[113] Ἦν δὲ καὶ ὀξὺς νοῆσαι καὶ διαμυκτηρίσαι˙ φιλογράμματός τε καὶ τοῖς ποιηταῖς μύθους γράψαι ἱκανὸς καὶ δράματα συνδιατιθέναι.



μετεδίδου δὲ τῶν τραγῳδιῶν Ἀλεξάνδρῳ καὶ Ὁμήρῳ. θορυβούμενός θ' ὑπὸ τῶν θεραπαινῶν καὶ κυνῶν ἐποίει μηδέν, σπουδάζων περὶ τὸ ἠρεμάζειν. φασὶ δὲ καὶ Ἄρατον πυθέσθαι αὐτοῦ πῶς τὴν Ὁμήρου ποίησιν ἀσφαλῆ κτήσαιτο, τὸν δὲ εἰπεῖν, "εἰ τοῖς ἀρχαίοις ἀντιγράφοις ἐντυγχάνοι καὶ μὴ τοῖς ἤδη διωρθωμένοις."
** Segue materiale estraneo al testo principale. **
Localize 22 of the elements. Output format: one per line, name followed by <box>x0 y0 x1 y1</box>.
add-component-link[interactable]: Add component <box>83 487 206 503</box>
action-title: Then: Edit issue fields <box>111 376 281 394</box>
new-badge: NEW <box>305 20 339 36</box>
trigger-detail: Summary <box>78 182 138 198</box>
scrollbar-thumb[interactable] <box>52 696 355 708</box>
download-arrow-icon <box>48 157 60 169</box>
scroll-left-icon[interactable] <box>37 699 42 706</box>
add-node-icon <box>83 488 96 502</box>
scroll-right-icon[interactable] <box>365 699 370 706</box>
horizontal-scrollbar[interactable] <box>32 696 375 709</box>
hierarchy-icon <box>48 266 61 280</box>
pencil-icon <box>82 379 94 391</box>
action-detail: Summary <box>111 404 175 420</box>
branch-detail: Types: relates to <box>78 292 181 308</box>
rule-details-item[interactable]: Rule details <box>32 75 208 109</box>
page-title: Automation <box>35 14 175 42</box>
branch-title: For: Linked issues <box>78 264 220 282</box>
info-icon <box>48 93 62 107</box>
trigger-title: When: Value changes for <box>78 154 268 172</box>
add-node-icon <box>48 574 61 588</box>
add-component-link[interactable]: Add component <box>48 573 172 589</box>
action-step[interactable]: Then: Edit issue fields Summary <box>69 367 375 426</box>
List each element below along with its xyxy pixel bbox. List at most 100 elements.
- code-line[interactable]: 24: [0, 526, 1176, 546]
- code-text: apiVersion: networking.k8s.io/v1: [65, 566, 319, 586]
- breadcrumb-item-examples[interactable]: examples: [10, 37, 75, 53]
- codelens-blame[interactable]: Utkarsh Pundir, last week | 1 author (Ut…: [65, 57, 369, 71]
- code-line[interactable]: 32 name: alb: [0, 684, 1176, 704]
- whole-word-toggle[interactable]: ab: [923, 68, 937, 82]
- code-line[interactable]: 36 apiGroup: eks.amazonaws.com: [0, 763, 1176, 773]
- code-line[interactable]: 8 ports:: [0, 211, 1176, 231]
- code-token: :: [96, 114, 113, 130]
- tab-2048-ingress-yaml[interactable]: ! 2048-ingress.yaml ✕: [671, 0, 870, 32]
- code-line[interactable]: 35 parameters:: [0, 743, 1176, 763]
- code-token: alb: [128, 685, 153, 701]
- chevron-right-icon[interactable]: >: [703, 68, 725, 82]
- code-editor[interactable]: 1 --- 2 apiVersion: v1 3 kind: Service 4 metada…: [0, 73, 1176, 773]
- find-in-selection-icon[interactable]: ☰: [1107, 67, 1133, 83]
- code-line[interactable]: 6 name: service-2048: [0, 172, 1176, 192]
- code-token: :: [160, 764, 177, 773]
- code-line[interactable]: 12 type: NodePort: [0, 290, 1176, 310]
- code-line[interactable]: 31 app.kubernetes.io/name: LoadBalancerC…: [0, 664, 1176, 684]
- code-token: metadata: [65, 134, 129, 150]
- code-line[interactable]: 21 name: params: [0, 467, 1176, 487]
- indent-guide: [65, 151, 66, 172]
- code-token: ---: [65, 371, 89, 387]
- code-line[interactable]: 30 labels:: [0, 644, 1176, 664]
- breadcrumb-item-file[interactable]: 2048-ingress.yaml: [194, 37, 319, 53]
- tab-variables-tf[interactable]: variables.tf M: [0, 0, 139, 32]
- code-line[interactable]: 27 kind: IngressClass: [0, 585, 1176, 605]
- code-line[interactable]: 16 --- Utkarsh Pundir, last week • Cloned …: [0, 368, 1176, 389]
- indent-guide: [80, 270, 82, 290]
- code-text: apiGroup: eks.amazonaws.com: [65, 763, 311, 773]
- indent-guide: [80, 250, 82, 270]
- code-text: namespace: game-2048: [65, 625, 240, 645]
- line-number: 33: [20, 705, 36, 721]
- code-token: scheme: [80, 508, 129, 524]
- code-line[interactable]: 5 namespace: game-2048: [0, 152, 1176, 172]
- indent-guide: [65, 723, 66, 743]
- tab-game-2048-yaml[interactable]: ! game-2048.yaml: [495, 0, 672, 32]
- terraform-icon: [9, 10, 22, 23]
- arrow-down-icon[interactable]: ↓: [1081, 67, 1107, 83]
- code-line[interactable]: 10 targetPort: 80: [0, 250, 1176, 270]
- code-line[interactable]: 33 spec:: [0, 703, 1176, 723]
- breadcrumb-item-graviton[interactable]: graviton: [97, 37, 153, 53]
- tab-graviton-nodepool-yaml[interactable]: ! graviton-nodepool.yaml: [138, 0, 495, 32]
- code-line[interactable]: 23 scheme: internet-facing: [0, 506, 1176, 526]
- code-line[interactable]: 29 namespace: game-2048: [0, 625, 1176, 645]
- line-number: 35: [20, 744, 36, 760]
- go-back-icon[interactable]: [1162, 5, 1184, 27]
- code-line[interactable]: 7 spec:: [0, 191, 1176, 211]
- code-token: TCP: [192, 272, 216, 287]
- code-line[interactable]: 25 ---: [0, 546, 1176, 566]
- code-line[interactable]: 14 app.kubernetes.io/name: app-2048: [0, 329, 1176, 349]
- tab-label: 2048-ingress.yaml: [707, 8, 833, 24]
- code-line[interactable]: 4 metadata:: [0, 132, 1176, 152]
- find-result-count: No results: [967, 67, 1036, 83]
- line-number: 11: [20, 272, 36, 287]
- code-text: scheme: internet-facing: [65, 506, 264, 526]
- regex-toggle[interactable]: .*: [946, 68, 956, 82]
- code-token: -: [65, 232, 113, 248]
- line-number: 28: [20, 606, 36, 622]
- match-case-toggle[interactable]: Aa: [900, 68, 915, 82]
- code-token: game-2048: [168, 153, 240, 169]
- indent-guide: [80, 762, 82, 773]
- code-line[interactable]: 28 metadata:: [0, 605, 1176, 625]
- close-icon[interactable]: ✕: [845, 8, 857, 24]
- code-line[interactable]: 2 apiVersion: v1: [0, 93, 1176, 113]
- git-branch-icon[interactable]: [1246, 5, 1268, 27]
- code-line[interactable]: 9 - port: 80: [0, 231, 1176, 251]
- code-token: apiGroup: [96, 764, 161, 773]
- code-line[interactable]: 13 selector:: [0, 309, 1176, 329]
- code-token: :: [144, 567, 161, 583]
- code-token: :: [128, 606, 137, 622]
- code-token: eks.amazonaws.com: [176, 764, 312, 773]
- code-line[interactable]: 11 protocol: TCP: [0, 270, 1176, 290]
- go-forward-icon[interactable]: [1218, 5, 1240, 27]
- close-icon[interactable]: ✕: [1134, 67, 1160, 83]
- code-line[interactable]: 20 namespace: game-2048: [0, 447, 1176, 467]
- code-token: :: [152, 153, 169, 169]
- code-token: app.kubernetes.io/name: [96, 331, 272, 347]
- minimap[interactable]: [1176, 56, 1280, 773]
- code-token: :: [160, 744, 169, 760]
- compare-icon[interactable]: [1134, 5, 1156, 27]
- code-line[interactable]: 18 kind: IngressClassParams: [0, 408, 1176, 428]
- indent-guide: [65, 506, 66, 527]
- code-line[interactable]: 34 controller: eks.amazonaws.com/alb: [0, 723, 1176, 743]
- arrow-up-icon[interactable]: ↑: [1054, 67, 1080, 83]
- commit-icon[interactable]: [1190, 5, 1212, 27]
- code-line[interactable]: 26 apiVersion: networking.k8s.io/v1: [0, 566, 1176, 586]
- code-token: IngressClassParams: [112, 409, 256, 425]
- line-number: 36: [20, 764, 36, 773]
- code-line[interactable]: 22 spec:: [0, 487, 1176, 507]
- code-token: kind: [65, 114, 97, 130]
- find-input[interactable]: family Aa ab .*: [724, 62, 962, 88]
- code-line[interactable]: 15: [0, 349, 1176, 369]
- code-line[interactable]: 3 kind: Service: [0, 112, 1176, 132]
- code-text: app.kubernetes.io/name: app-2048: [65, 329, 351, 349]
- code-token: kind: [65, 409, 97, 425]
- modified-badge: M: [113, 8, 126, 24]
εἰκῆ τε αὐτῷ ἔκειτο τὰ ποιήματα, ἐνίοτε ἡμίβρωτα˙

[113] Fu pensatore acuto, oltre che acuto schernitore. Era inoltre appassionato cultore degli studi letterari ed era bravo nel fornire ai poeti schizzi mitologici e collaborava con loro nella giusta disposizione della struttura dei drammi. 272*
Ad Alessandro 273* ed a Omero 274* forniva generosamente materiale per le loro tragedie. 275* Quando era disturbato dalle ancelle o dai cani, non riusciva a combinare nulla; la sua massima aspirazione era vivere e lavorare in tranquillità. Si narra che Arato gli abbia chiesto come avrebbe potuto ottenere la poesia omerica nel testo genuino e che Timone gli abbia risposto: «Se ti attieni alle copie antiche e non a quelle già corrette». 276*
Le sue poesie giacevano neglette nella sua abitazione, talvolta già per metà corrose.